Milano, 14/02/2017.
Dopo il suo esordio letterario con Corpi di Gloria, con cui ha vinto il Premio Rapallo Carige 2014 come Opera Prima, e il racconto Tutti i luoghi del mio abbandono, pubblicato nella raccolta Quello che hai amato, Giuliana Altamura ha pubblicato il 9 febbraio il suo nuovo romanzo L'orizzonte della scomparsa (Marsilio, 2017, 221 pp, 17 euro).
Abbiamo intervistato l'autrice, pugliese ormai milanese d'adozione, per farle alcune domande sull'ultimo lavoro e sul suo rapporto con la sua città. Ecco cosa ci ha raccontato.

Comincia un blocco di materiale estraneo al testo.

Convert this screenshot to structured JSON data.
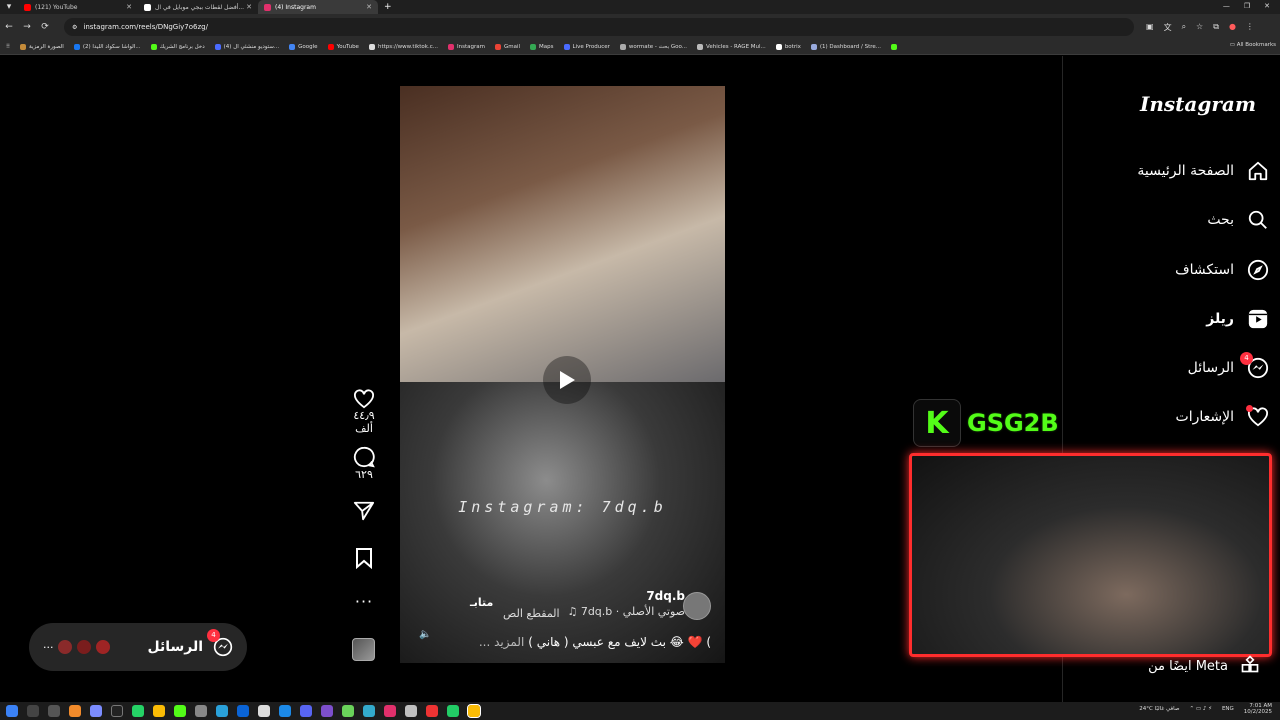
{
  "browser": {
    "tabs": [
      {
        "title": "(121) YouTube",
        "color": "#ff0000"
      },
      {
        "title": "أفضل لقطات ببجي موبايل في ال...",
        "color": "#ffffff"
      },
      {
        "title": "(4) Instagram",
        "color": "#e1306c",
        "active": true
      }
    ],
    "url": "instagram.com/reels/DNgGiy7o6zg/",
    "bookmarks": [
      "الصورة الرمزية",
      "(2) الواشا سكواد الليدا...",
      "دخل برنامج الشريك",
      "(4) ستوديو منشئي ال...",
      "Google",
      "YouTube",
      "https://www.tiktok.c...",
      "Instagram",
      "Gmail",
      "Maps",
      "Live Producer",
      "wormate - بحث Goo...",
      "Vehicles - RAGE Mul...",
      "botrix",
      "(1) Dashboard / Stre..."
    ],
    "all_bookmarks": "All Bookmarks"
  },
  "sidebar": {
    "logo": "Instagram",
    "items": [
      {
        "label": "الصفحة الرئيسية",
        "icon": "home-icon"
      },
      {
        "label": "بحث",
        "icon": "search-icon"
      },
      {
        "label": "استكشاف",
        "icon": "explore-icon"
      },
      {
        "label": "ريلز",
        "icon": "reels-icon"
      },
      {
        "label": "الرسائل",
        "icon": "messenger-icon",
        "badge": "4"
      },
      {
        "label": "الإشعارات",
        "icon": "heart-icon",
        "dot": true
      }
    ],
    "meta_label": "ايضًا من Meta"
  },
  "reel": {
    "watermark": "Instagram: 7dq.b",
    "author": "7dq.b",
    "follow": "متابـ",
    "audio": "♫ 7dq.b · صوتي الأصلي",
    "clip_label": "المقطع الص",
    "caption": "بث لايف مع عبسي ( هاني ) 😂 ❤️ (",
    "more": "... المزيد"
  },
  "actions": {
    "likes": "٤٤٫٩ ألف",
    "comments": "٦٢٩"
  },
  "messages_pill": {
    "label": "الرسائل",
    "badge": "4"
  },
  "overlay": {
    "kick_letter": "K",
    "kick_name": "GSG2B"
  },
  "tray": {
    "weather": "24°C صافي غالبًا",
    "lang": "ENG",
    "time": "7:01 AM",
    "date": "10/2/2025"
  },
  "colors": {
    "accent_red": "#ff3040",
    "kick_green": "#53fc18",
    "webcam_border": "#ff2d2d"
  }
}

Di cosa parla questo tuo nuovo romanzo?
«L’orizzonte della scomparsa racconta la storia di Christian e Lana. Christian è un pianista pieno di talento, tormentato dal suo passato oscuro, approdato a Montréal per studiare in un’università prestigiosa. Lana è una ragazza di Orlando dall’incredibile capacità di catalizzare le fantasie di chi la osserva, invitata a partecipare a un docu-reality per modelle a Parigi. A unire le loro vite così distanti c’è Blaxon, un personaggio misterioso che entrambi hanno conosciuto in rete e che a un certo punto scompare, continuando però a giocare coi loro fantasmi più segreti».
Su quali tematiche ai voluto puntare l'attenzione con questa trama misteriosa?
«Il romanzo cita Baudrillard per indicare quella sottile linea di confine fra il reale e il virtuale su cui tutta la vicenda prende forma. Ed è proprio nella dinamica fra forma e caos, ordine e disordine, desiderio di controllo e desiderio della perdita di controllo che si gioca tutta la vicenda, riflettendo sul nostro mondo iper-connesso e sul significato che l’arte può assumervi».
C’è anche un po’ di Milano in questo libro...
«Christian, il protagonista maschile, è nato nella provincia abruzzese, ma da giovanissimo si è trasferito a Milano per studiare al rinomato Conservatorio. Ha sofferto la solitudine in quella città che ha sentito da subito come buia e inospitale, ma dove allo stesso tempo ha avuto l’occasione di ascoltare per la prima volta Martha Argerich in concerto, evento fondamentale per la sua carriera, una vera e propria rivelazione».
Puoi dire di avere un rapporto simile a quello del tuo personaggio con questa città?
«Io mi sono trasferita a Milano a diciott’anni, qualche anno dopo rispetto a Christian, e anche per me all’inizio non è stato semplice: Milano è una città dura, difficile, dove ci si può sentire realmente molto soli. Allo stesso tempo, però, è una città che premia le persone che sanno cosa desiderano, che hanno in mente un obiettivo preciso. Io ho sempre saputo cosa volevo e Milano mi ha regalato un numero di possibilità e di stimoli che altrove non avrei ricevuto. E poi possiede quel genere di bellezza a cui bisogna dare tempo per mostrarsi. È nascosta, non è urlata, ma quando si rivela è difficile dimenticarla».
Parli del capoluogo lombardo con affetto, quaIi sono i tuoi luoghi preferiti di Milano?
«Abito vicino a Porta Venezia ed è la zona che preferisco: i palazzi liberty con i loro scorci di cortili e statue di marmo, i giardini Indro Montanelli e ancora di più quelli di Villa Reale. Adoro poi la biblioteca di Affori col suo parco, uno dei luoghi dove lavoro più spesso. Ma sono anche un’appassionata del nuovo sky-line e delle architetture visionarie di Porta Nuova».
Torniamo al tuo libro, hai in programma già alcune presentazioni?
«Sì, inizio proprio da Milano: il 16 febbraio sarò alla libreria Lirus alle 18.00 per la prima presentazione del libro, in compagnia di Violetta Bellocchio. Il 24, invece, tornerò a Bari e l’appuntamento è in Feltrinelli, sempre alle 18.00. Perché va bene Parigi, Montréal e Milano, ma è sempre bello tornare a casa».